Common symptoms of low testosterone in men are:

  • loss of body and facial hair
  • loss of muscle mass
  • hot flushes
  • irritability, poor concentration, depression
  • weight gain
  • less energy
  • increase in breast size
  • low libido, impotence
  • brittle bones, increased fracture risk
  • infertility, small testicles, low sperm count.

For women:

  • low testosterone levels result in low libido
  • decreased bone strength and muscle mass
  • poor concentration
  • depression


Is there a male version of HRT to treat low testosterone?
Yes, there is fully subsidised treatment called Testosterone Replacement Therapy (TRT) in New Zealand for low testosterone (hypogonadism). Oral, injectable and transdermal forms of testosterone are available. However, to be offered this treatment, low testosterone levels need to be clinically established as consistently low, and the signs and symptoms shown to have a significant impact on the quality of life, as well as any possible reversible causes to have been identified and worked on first.


What about for women?
Testosterone is now widely used in other countries to treat peri- and menopausal women alongside the other well-known hormones of estrogen and progesterone.

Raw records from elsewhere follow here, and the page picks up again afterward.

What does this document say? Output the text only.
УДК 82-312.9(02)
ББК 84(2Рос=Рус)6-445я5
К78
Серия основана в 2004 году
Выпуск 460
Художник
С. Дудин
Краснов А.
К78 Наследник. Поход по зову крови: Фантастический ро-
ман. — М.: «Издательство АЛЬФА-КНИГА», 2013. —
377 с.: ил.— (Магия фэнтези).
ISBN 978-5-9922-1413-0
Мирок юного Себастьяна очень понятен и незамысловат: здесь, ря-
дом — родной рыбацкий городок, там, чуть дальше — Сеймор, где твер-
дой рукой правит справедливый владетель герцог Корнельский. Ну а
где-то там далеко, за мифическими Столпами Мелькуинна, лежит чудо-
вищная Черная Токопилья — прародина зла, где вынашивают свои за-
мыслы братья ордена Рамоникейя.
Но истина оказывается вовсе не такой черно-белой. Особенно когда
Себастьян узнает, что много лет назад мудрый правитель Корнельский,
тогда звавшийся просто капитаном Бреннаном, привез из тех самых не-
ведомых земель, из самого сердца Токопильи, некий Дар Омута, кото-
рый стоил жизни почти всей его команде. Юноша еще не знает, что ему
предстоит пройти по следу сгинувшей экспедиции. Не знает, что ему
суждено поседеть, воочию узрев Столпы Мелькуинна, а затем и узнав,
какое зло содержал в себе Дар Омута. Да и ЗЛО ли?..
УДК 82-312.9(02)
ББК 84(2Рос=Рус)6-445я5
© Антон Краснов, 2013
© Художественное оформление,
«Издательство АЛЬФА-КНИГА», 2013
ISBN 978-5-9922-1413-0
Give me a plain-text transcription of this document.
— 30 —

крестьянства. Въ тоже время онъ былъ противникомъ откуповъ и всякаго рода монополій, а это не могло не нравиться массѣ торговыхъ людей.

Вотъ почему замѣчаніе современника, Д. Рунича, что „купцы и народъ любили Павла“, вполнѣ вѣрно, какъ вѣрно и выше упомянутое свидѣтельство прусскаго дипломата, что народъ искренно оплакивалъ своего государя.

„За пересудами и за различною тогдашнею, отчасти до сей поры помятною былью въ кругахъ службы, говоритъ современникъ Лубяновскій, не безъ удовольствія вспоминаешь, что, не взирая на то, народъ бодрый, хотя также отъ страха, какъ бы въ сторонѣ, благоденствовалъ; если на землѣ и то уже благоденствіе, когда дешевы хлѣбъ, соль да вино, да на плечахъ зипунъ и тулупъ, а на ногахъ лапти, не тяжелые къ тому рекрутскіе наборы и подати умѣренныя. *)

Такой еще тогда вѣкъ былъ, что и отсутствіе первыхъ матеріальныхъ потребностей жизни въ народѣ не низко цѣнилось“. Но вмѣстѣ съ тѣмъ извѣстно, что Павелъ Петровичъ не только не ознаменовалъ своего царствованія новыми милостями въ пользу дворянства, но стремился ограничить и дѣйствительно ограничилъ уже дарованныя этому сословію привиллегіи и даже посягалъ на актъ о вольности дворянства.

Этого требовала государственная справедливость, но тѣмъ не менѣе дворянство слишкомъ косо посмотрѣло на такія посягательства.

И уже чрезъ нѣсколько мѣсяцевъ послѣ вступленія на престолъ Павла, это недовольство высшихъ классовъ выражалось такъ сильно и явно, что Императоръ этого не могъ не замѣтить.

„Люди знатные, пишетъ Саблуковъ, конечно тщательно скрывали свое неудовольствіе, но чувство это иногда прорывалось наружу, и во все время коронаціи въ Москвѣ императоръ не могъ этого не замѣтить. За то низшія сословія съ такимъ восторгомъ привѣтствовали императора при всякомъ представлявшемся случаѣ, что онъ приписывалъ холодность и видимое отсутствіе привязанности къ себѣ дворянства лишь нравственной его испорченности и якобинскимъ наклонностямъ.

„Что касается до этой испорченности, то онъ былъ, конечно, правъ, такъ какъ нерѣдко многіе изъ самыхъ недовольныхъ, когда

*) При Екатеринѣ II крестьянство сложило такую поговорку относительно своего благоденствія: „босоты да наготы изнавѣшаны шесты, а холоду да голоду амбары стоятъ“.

As yet there is no fully funded or approved testosterone treatment for New Zealand women. The approved, funded forms of testosterone are all produced in the male physiological range, in doses appropriate for men only. In New Zealand, prescribers can only prescribe testosterone to women as an “off-label” and unapproved medicine, and there can be significant cost to this.


What are the benefits of TRT?
TRT can improve mood, well-being, cognitive function (memory and executive function), energy levels, libido and sexual function for both men and women. It also increases muscle and bone mass. For women it can improve the tissues and organs of the pelvis. It can be used to help the vulvo-vaginal and urinary tract symptoms in menopause (testosterone is an important hormone for vulva skin health, thickness and elasticity and to prevent vaginal dryness).


Talk to your healthcare professional about testosterone as an option to consider for:

Men – TRT may be suitable for you if you have symptoms that are impacting your quality of life, your blood tests show consistently low levels of testosterone, and your doctor decides it is an appropriate treatment based on your lifestyle factors and health history.

Women – Testosterone may be an option worth considering as an addition to a well-established hormone replacement therapy regime for post-menopausal women experiencing sexual dysfunction.